The video had its premiere at this spring's Seattle International Film Festival, where it was voted best documentary of the festival, and the producer followed it up with a second, special screening in Spokane in July. Foreign sales are being pursued by the producer, but it is unlikely that "Trade Off" will make any lucrative connections in the United States, as will be discussed below.
Although "Trade Off" includes much of the street action of that week, it focuses mainly on the arguments of the opponents of the WTO. At rallies, at a teach-in at Key Arena, and on the street, Mercer and her crew listened to what the opponents had to say. A French farmer, an Indian social scientist, the labor leader James Hoffa, the activist intellectual Jerry Mander, and others are given breathing room -- time for more than a sound bite -- in which to express their views about the implications of WTO actions around the world. There is no narrator to guide the audience through the tangle of opinions. Speakers are identified, but we in the audience are expected to listen and think for ourselves.
And this is the crux of the problem facing documentarians working on current issues: no one's interested in hearing about them. There is no imminent crisis in the country, times are good for those whose views reflect corporate values, and both major American political parties support the WTO; there is little public debate about either global trade in general or the WTO in particular.
So why is it unlikely that "Trade Off" will find distribution in the United States? A questioner at the Spokane screening asked the producer about a possible PBS showing. "Think about who underwrites PBS programs," he replied. "Major global corporations. How interested do you think they'd be in underwriting our film?" It is possible that the PBS show 'P.O.V.' might pick it up, but more likely that 'P.O.V.'s producers will decide that the Seattle episode is just old news.
Documentaries do not get theatrical distribution in this country, and the other cable networks have little interest in work like this. So essentially the makers of the video are offered a hard choice: They can wait for a most unlikely television deal, or they can simply duplicate video copies and sell them to schools, colleges, libraries, and individual purchasers.

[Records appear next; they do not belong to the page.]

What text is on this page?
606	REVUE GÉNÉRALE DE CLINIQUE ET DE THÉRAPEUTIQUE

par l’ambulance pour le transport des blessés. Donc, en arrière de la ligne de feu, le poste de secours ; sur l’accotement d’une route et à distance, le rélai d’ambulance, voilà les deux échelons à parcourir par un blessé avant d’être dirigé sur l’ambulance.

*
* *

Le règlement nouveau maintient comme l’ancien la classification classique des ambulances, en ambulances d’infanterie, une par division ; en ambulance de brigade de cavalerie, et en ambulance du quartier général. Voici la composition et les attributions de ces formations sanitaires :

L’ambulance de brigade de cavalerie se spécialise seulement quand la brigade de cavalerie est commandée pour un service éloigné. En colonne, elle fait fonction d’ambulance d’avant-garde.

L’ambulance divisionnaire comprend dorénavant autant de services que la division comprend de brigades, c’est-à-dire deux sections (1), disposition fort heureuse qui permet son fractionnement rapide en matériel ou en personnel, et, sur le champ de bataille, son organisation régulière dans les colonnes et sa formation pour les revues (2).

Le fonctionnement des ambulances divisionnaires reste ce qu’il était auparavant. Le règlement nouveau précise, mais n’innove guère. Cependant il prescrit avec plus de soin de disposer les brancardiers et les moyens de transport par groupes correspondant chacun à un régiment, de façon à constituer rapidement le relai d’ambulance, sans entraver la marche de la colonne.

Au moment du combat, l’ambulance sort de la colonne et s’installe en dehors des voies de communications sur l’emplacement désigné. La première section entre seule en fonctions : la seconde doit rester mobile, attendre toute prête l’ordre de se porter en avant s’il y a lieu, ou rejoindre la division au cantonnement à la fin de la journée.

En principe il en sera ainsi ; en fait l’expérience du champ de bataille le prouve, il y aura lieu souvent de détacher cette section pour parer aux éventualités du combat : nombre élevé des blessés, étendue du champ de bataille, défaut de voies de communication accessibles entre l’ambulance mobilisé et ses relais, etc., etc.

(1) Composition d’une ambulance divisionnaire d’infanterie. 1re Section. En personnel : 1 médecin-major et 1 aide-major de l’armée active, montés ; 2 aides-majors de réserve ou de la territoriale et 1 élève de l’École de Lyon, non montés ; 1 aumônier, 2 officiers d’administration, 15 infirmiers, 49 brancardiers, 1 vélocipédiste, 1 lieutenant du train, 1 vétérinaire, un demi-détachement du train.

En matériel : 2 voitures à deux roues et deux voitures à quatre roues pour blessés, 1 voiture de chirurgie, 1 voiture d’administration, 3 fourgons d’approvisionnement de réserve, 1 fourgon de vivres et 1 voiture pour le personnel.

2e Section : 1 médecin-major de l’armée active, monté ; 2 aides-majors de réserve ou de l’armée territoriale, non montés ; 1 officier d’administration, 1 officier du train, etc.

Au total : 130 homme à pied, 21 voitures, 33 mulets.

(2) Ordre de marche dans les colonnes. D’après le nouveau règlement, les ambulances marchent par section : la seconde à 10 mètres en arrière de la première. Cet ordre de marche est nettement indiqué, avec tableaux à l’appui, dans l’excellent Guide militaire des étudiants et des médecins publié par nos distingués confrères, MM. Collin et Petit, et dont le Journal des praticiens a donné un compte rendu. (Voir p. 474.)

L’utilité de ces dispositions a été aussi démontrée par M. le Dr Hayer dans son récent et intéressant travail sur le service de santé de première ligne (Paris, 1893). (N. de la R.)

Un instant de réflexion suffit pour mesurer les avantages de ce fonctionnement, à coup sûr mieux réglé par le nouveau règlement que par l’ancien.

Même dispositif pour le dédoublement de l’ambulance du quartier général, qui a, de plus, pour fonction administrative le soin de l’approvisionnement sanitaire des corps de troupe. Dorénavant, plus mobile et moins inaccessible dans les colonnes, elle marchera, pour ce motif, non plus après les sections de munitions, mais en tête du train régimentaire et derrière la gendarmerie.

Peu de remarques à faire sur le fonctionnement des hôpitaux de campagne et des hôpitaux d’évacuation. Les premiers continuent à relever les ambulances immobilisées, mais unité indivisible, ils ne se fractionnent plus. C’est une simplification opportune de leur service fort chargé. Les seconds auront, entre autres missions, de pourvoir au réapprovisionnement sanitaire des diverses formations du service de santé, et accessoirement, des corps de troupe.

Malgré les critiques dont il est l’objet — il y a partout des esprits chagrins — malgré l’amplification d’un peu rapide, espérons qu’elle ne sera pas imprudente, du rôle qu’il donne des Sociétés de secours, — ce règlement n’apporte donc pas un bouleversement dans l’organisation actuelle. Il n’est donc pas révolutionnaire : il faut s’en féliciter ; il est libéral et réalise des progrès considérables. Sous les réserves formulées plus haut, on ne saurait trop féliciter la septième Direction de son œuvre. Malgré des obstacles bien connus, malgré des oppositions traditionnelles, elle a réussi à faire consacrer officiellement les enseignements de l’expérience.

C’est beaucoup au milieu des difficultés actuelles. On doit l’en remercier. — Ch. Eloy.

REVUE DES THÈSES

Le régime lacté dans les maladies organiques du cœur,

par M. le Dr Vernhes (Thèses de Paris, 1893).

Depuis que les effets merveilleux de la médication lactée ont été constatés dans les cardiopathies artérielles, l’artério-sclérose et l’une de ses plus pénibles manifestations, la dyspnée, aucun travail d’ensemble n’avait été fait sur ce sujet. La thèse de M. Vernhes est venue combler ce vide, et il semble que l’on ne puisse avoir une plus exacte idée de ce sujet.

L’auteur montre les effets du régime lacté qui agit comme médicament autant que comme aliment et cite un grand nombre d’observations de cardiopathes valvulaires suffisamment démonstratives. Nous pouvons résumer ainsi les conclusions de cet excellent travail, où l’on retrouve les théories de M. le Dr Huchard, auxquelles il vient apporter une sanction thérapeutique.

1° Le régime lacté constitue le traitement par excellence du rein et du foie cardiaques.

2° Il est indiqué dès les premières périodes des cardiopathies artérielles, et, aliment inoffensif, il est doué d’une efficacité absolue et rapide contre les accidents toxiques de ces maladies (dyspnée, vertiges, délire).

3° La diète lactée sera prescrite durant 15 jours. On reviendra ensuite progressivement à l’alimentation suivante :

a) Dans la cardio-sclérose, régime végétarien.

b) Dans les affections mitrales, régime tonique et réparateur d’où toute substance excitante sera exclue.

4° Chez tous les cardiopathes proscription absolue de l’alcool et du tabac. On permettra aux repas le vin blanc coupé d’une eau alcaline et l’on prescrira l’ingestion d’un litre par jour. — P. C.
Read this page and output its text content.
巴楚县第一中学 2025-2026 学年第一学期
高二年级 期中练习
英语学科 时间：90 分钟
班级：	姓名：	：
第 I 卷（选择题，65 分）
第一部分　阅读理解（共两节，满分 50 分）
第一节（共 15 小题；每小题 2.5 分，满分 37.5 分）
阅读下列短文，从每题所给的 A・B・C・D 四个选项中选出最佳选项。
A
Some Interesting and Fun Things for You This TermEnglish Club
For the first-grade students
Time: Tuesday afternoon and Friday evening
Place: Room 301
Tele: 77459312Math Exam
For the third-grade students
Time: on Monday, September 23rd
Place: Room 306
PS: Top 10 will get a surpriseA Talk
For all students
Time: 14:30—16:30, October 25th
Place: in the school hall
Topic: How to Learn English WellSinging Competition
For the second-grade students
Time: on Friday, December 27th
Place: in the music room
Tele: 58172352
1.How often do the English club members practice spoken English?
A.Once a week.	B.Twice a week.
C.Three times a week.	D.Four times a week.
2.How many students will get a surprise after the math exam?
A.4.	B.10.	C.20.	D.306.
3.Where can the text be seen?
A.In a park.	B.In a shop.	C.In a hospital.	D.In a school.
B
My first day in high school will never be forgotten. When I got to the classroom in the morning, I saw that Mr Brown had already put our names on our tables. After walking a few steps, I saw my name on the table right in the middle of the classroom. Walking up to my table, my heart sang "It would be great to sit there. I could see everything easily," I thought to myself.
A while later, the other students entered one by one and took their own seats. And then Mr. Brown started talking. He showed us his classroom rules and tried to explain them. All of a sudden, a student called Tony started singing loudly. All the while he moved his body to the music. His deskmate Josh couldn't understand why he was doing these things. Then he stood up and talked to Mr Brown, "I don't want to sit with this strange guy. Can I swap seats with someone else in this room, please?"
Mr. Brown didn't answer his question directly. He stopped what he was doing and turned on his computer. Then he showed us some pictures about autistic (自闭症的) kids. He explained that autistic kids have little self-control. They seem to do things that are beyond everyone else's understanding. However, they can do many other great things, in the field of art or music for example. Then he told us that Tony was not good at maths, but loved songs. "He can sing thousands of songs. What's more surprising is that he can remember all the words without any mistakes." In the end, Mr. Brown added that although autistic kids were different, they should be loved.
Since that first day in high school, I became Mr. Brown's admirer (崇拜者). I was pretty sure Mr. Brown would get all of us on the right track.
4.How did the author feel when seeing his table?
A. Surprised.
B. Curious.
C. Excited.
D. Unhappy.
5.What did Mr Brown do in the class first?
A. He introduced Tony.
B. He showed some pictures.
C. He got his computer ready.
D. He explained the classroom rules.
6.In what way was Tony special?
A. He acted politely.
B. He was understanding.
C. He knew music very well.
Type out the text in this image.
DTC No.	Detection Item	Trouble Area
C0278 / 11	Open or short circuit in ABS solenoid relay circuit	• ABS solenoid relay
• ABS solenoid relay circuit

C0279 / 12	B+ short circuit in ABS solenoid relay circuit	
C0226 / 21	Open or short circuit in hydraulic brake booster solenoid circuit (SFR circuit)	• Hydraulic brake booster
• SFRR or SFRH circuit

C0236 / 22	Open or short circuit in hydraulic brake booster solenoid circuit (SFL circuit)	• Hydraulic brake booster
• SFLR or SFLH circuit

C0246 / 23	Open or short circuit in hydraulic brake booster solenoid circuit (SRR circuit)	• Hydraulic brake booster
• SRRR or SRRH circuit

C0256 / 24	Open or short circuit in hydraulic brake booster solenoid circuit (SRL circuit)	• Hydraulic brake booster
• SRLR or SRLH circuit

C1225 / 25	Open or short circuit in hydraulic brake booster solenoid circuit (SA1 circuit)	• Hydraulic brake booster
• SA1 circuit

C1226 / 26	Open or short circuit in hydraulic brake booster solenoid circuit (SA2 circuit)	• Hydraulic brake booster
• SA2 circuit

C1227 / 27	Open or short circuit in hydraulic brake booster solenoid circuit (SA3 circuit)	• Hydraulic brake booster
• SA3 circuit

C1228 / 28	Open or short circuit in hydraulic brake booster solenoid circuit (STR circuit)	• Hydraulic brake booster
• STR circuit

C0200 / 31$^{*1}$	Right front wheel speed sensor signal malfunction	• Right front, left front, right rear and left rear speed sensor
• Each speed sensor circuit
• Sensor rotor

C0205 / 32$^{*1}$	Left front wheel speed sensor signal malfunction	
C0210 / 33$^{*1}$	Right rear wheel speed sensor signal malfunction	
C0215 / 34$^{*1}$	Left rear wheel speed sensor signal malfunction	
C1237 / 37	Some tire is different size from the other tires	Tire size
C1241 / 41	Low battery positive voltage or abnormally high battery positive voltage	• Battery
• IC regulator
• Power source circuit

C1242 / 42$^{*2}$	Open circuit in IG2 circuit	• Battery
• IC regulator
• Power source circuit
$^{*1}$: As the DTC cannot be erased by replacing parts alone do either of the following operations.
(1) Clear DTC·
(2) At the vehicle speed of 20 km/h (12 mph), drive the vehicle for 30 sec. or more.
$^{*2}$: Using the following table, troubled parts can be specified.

That would be expensive and time-consuming, and also something more: If that happened, the door to other sales would instantly close for good.
Currently the internet has a few commercial websites that offer streaming video of short films, but neither the technology nor the market are ready yet for full-screen showings of any films, much less specialized documentaries like "Trade Off." We can only hope that those opportunities come soon.